Ты помнишь? – в красное небо
Взлетали чёрные взрывы.
Ты помнишь? – вскипали реки,
Металлом раскалены.
Каждое поколение
Имеет свои призывы:
Мы были призывниками
Отечественной войны…

   Строго говоря, Юлия в 1941 году не была в числе призывников. Ей в мае исполнилось 17 лет. Школьница. Девушек не призывали на фронт, если они не были, допустим, медработниками. Большинство советских женщин - участниц Великой Отечественной войны – на фронт уходили добровольцами.
   В сборнике «Я родом не из детства…» есть глава «В тылу». Здесь есть подробности о том, как Юлия, оказавшаяся с отцом в Тюменской области, добилась того, чтобы её отправили на фронт.
  Интересны её воспоминания в этой главе и тем, что она рассказывает о знакомстве с будущим космонавтом Владимиром Комаровым.
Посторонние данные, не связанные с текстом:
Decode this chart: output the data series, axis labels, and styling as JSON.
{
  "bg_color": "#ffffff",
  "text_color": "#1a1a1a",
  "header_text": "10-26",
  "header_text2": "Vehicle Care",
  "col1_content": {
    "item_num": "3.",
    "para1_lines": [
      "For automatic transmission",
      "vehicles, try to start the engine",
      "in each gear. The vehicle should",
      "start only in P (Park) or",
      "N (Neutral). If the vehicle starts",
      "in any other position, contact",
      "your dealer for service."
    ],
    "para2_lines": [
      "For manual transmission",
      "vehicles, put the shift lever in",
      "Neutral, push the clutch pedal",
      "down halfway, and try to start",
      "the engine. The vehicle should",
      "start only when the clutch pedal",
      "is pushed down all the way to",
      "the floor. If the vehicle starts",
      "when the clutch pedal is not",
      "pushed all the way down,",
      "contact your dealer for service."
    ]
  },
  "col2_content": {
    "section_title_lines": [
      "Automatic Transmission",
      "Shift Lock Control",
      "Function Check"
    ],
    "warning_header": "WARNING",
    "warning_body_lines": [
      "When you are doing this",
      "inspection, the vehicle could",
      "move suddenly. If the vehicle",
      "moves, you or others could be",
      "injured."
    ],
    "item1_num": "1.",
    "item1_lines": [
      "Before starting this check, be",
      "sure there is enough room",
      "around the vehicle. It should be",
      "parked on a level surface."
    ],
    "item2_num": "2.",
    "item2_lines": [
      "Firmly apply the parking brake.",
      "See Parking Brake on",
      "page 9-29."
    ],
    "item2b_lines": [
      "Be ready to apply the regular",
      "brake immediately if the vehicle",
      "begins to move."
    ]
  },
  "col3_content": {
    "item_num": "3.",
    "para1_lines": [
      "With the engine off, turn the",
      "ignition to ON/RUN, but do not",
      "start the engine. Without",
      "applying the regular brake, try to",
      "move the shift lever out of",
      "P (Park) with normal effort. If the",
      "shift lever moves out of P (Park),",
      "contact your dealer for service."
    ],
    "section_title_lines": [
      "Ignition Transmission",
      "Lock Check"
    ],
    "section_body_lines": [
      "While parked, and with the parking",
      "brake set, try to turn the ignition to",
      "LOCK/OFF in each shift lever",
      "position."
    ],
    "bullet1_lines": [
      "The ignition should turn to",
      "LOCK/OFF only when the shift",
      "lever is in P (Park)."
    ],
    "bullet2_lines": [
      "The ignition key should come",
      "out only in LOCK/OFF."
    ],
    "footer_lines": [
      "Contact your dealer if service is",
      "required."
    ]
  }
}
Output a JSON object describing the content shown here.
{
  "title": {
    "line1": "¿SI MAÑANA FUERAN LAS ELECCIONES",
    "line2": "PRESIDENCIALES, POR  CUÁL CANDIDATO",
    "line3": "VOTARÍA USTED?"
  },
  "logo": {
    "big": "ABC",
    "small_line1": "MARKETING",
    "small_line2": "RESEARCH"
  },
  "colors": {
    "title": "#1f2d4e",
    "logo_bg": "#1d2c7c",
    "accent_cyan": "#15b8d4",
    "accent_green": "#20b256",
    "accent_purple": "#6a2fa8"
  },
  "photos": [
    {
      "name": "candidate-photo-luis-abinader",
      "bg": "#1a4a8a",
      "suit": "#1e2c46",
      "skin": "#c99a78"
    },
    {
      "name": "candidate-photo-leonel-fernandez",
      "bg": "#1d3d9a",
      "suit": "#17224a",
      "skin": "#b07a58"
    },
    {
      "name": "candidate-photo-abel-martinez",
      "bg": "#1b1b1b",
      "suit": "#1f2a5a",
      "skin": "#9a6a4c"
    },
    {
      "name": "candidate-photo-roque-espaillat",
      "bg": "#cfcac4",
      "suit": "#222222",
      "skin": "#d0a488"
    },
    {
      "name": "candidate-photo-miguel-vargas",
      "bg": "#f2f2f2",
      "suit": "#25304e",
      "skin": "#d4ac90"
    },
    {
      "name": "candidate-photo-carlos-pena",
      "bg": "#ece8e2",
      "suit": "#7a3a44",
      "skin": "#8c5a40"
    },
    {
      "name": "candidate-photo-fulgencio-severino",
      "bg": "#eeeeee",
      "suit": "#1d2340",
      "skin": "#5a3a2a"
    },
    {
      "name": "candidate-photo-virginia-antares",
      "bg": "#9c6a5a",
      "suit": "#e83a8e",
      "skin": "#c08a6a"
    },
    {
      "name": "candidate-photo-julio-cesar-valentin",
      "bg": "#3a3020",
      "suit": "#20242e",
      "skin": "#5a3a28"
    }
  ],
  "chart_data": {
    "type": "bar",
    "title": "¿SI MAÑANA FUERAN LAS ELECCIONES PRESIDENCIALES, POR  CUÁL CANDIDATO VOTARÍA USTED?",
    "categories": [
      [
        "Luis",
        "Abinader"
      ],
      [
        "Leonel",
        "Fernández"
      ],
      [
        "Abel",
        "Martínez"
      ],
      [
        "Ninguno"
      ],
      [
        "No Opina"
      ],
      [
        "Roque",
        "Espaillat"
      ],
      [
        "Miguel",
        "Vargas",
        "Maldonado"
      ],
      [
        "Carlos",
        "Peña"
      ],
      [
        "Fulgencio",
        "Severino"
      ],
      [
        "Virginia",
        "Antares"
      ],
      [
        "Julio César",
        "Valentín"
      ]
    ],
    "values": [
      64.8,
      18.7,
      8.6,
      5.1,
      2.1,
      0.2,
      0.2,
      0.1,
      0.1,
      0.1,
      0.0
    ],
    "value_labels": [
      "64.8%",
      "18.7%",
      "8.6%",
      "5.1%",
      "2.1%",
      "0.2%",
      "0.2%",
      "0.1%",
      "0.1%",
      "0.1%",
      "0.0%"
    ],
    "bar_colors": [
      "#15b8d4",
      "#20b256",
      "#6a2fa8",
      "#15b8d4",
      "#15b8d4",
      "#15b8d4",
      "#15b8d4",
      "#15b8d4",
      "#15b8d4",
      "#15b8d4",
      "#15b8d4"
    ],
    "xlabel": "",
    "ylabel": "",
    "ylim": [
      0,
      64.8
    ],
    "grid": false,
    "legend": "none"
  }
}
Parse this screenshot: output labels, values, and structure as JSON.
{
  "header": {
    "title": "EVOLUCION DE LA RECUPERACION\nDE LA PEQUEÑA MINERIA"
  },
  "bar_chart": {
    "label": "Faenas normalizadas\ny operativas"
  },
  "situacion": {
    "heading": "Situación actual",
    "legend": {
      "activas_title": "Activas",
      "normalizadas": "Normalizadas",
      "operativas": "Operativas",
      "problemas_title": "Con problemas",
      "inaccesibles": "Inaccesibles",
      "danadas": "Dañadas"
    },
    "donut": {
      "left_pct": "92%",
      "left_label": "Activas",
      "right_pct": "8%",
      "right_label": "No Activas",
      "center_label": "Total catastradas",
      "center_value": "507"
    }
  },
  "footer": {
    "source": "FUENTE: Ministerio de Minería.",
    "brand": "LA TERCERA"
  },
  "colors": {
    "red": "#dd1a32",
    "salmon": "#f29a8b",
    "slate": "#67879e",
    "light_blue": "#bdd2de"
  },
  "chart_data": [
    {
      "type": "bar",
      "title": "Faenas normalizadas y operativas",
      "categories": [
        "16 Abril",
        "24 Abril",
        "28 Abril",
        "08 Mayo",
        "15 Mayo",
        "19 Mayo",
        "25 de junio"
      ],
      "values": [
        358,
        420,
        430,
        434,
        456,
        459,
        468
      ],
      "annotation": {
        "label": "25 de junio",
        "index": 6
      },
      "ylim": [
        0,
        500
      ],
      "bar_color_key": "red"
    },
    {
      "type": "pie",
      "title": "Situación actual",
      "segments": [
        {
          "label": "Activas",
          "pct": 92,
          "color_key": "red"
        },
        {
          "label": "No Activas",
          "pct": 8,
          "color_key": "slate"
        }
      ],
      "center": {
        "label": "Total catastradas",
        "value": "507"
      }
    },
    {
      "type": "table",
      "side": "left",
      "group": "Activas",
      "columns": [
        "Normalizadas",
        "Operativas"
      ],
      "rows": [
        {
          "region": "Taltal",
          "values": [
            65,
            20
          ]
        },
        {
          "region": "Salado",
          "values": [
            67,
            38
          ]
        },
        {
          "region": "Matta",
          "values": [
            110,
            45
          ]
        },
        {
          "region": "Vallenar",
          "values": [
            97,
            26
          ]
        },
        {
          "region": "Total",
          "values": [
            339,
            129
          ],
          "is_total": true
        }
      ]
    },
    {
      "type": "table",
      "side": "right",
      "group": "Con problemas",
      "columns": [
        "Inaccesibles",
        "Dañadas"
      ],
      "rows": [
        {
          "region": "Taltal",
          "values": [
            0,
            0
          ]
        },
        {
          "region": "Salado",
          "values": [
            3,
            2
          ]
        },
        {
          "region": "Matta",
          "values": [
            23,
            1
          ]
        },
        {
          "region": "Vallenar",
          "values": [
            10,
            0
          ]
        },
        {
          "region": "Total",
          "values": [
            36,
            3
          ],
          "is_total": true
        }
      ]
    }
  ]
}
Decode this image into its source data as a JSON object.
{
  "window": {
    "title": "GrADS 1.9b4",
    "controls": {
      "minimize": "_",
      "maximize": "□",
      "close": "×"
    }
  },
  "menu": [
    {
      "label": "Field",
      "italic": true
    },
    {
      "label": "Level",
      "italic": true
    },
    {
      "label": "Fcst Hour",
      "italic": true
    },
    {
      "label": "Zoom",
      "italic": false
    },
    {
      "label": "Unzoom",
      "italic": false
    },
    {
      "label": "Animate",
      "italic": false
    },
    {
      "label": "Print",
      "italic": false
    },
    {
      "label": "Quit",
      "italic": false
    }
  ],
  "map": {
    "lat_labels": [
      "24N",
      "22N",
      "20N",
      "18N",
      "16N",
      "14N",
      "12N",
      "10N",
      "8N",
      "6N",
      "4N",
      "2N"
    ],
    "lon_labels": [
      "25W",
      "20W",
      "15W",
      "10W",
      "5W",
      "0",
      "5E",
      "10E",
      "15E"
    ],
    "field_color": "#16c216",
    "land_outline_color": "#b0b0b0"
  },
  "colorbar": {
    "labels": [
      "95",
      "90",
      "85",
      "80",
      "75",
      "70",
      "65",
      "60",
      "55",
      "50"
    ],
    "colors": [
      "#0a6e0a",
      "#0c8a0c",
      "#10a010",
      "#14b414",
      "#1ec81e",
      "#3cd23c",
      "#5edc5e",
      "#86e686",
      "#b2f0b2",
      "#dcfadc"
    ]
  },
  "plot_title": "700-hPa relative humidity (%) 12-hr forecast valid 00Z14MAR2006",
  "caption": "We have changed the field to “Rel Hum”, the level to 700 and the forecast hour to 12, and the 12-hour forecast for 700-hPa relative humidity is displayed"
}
   (Комаров Владимир Михайлович (1927-1967), лётчик-космонавт СССР, полковник, Герой Советского Союза (1964, 1967 посмертно). Из отряда первых советских космонавтов. Летал на космических кораблях «Восход» (октябрь 1964 г.) и «Союз-1» (апрель 1967 г.). Погиб при завершении полёта).

   Из главы «В тылу» (она была написана Юлией Владимировной в 1972 году после творческой поездки в Тюмень и другие районы Сибири):
   «Так случилось, что 1-ю московскую спецшколу ВВС, где преподавал мой отец, в начале войны эвакуировали именно под Тюмень, в таёжный посёлок Заводоуковск.

Пришёл эшелон из тревожной столицы –
Пилотки, ботиночки, детские лица.
Парнишка с Таганки, парнишка с Петровки,
Что знал ты об этой Заводоуковке?
Дивятся пимы да тяжёлые шубы
На бледные щёки, на синие губы.
Шинелишки – колом, но надо держаться!
А младшим – четырнадцать, старшим – шестнадцать…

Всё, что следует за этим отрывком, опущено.